Destiny 2: The Final Shape Review – For The Guardians
Reviewed on:
PlayStation 5
Platform:
PlayStation 5, Xbox Series X/S, PlayStation 4, Xbox One, PC
Publisher:
Bungie
Developer:
Bungie
Release:
June 4, 2024
Rating:
Teen
After 10 years of storytelling, the overarching saga that was introduced in the original launch of Destiny has finally concluded. With The Final Shape, Bungie ties a bow on the vast majority of its lingering plotlines and questions and sets the stage for a new direction in subsequent releases. Ahead of that, this concluding chapter is extremely satisfying, offering a rousing, heartfelt, and character-driven wrap-up that does right by what has come before. From narrative to gameplay, this is not the installment that welcomes newcomers. But for every hour (or thousands of hours) a player has invested in this adventure, the ending on offer is that much more potent.
The Final Shape expansion transports Guardians into the mysterious interior of the massive spherical Traveler, a space of liminal and surreal environments halfway between real and imagined. In a decade of strong location design, this new destination is the most unusual and artistically striking, regularly nodding to places we’ve visited before and combining them with strange organic shapes like giant hands and faces carved in rock.
The campaign is set up as a non-stop journey from point A to B, with waypoints that act as moments of anguish and catharsis for the most important players in the story over the last decade. It’s the most human and relatable storytelling the franchise has yet managed.
Thanks to the delightfully dangerous Dread faction of enemies, and a number of raid-like mechanics, the missions feature a satisfying mix of intense action and gunplay while requiring careful observation. The story lands with a satisfying punch of exhilaration and emotion by weaving the raid completion and one final concluding activity together. Grand and epic storytelling demands a clever mix of bombast and poetic sensibility, and this is one of those times when a game has hit the mark.

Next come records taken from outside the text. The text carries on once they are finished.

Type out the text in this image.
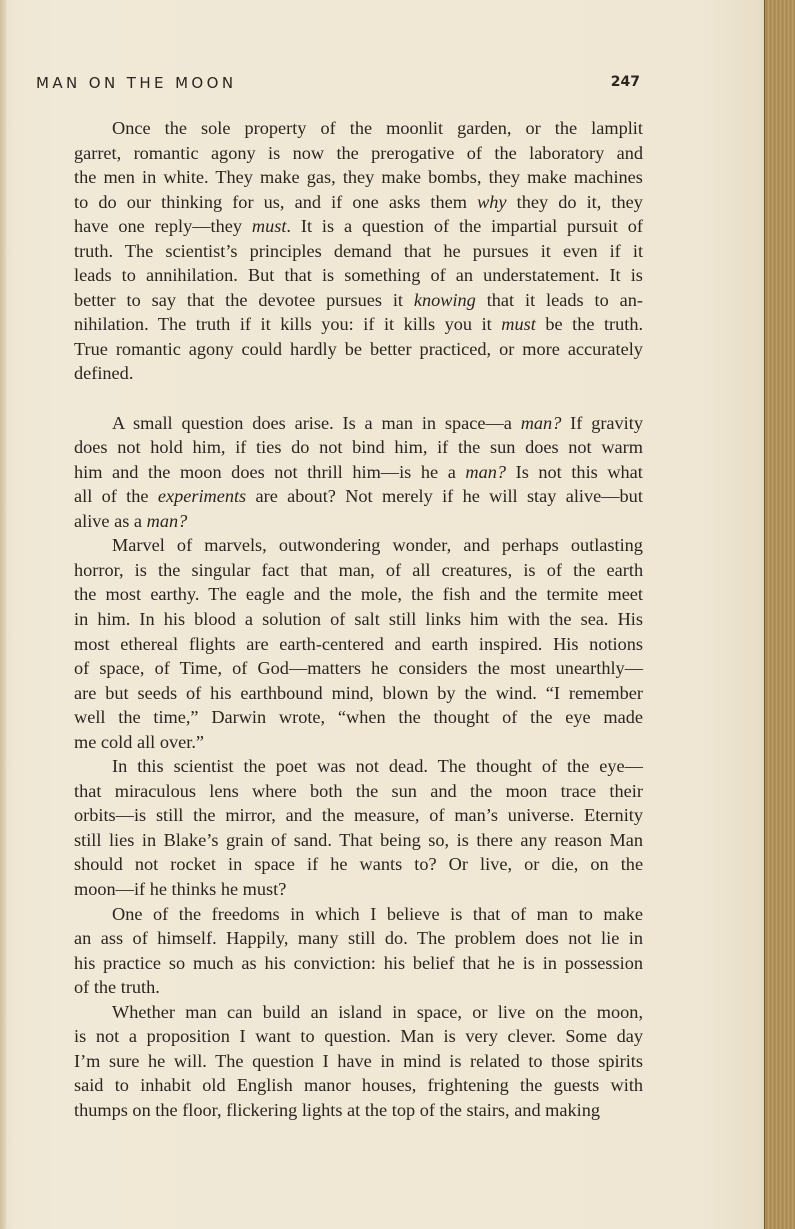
MAN ON THE MOON	247

Once the sole property of the moonlit garden, or the lamplit
garret, romantic agony is now the prerogative of the laboratory and
the men in white. They make gas, they make bombs, they make machines
to do our thinking for us, and if one asks them why they do it, they
have one reply—they must. It is a question of the impartial pursuit of
truth. The scientist’s principles demand that he pursues it even if it
leads to annihilation. But that is something of an understatement. It is
better to say that the devotee pursues it knowing that it leads to an-
nihilation. The truth if it kills you: if it kills you it must be the truth.
True romantic agony could hardly be better practiced, or more accurately
defined.

A small question does arise. Is a man in space—a man? If gravity
does not hold him, if ties do not bind him, if the sun does not warm
him and the moon does not thrill him—is he a man? Is not this what
all of the experiments are about? Not merely if he will stay alive—but
alive as a man?

Marvel of marvels, outwondering wonder, and perhaps outlasting
horror, is the singular fact that man, of all creatures, is of the earth
the most earthy. The eagle and the mole, the fish and the termite meet
in him. In his blood a solution of salt still links him with the sea. His
most ethereal flights are earth-centered and earth inspired. His notions
of space, of Time, of God—matters he considers the most unearthly—
are but seeds of his earthbound mind, blown by the wind. “I remember
well the time,” Darwin wrote, “when the thought of the eye made
me cold all over.”

In this scientist the poet was not dead. The thought of the eye—
that miraculous lens where both the sun and the moon trace their
orbits—is still the mirror, and the measure, of man’s universe. Eternity
still lies in Blake’s grain of sand. That being so, is there any reason Man
should not rocket in space if he wants to? Or live, or die, on the
moon—if he thinks he must?

One of the freedoms in which I believe is that of man to make
an ass of himself. Happily, many still do. The problem does not lie in
his practice so much as his conviction: his belief that he is in possession
of the truth.

Whether man can build an island in space, or live on the moon,
is not a proposition I want to question. Man is very clever. Some day
I’m sure he will. The question I have in mind is related to those spirits
said to inhabit old English manor houses, frightening the guests with
thumps on the floor, flickering lights at the top of the stairs, and making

The new prismatic subclasses – alongside a range of other new abilities – make this expansion the most mechanically complex the franchise has yet dared. Build-crafting and experimentation are necessities for high-level play. Despite some efforts to simplify, the glut of currencies and interwoven progression systems has grown painfully convoluted even for veteran players. It’s hard to even imagine how a newcomer would pierce the veil and get up to speed.
Nonetheless, Bungie deserves props for trying to explain systems in-game and providing guidance on how to improve. Alongside some awesome new exotics and legendary weapons (that almost feel like exotics), players have an enormous array of options to tweak and play how they want. The sandbox is vast, and we have plenty of unique ways to play inside.
Some new systems, like the new Pathfinder system, are fascinating ideas that nonetheless remain too prescriptive, often demanding styles of play that some players aren’t interested in trying. That said, many of the new public events, matchmade activities, and post-campaign missions are fun and thoughtfully built to allow for extensive and enjoyable replay. Many of the current high-tier activities, including the new raid and certain gear chases, are extremely challenging, and should offer a meaningful mountain to climb for most endgame players for many weeks ahead.
As if to remind players that one story’s conclusion is just the start of another, The Final Shape wasted little time in launching its new episodic structure to replace seasons. The full reach and potential of that new rollout approach goes beyond the scope of this review and will stretch into future months. However, it’s enough to know that a pleasing follow-through already awaits those who smash through the saga’s ending and are ready to keep going, with new activities and rewards, like exotic class items, waiting to be chased.
Over the years, Destiny 2 has ballooned into a massive and unwieldy beast, filled with cooperative and competitive experiences, hundreds of named characters and organizations, and an often-unapproachable vernacular that can take a long time to learn to speak and play. With The Final Shape, Bungie makes no apologies for the complexity but does finally offer purposeful punctuation to mark an endpoint. Largely unencumbered by what has come before, the frontiers ahead are now open to be revealed.